The cost of a gift is not recognized as an expense for taxation of profits, as well as for the simplified tax system (clause 16 of article 270, clause 2 of article 346.16 of the Tax Code of the Russian Federation). Nevertheless, the Ministry of Finance of the Russian Federation, in a letter dated 02.06.2014 No. 03-03-06 / 2/26291, considers it permissible to take into account the costs of purchasing a gift as part of income tax expenses, if the basis for its delivery is the employee's labor achievements. This position is controversial. Firstly, such a deal cannot be regarded as a free transfer, because the gift is given not just like that, but based on the results of the work. And secondly, additional insurance contributions can be charged.
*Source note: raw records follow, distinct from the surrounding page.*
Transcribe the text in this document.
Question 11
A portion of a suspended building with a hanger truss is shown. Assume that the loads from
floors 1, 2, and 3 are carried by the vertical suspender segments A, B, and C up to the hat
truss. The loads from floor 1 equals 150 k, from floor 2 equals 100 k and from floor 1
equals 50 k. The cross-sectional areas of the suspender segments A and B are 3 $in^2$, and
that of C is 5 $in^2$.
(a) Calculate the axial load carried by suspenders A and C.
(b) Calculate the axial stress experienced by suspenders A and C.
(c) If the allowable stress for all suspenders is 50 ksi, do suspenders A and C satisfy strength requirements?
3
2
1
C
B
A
Reflection in accounting of the transfer of cash and non-cash gifts to employees

Contents of operation Debit Credit
Non-monetary gift
Non-monetary gift donated (excluding VAT) 91 10 (41, 43)
VAT is charged on the value of a non-monetary gift 91 68
Personal income tax was withheld from the employee's salary from the value of a non-monetary gift 70 68
Money gift
The employee was given money as a gift 73 50 (51)
The cash gift has been written off as an expense 91 73
The employee has withheld personal income tax from the amount of the gift 73 68

Olga Ulyanova,

expert in accounting, tax and management accounting, financial director and co-owner of the consulting company EKVITI OM (service steam locomotive). Has two higher educations - economic and legal. Work experience in holding structures, large international companies in management positions (chief accountant, financial director, deputy general director for accounting and audit, auditor).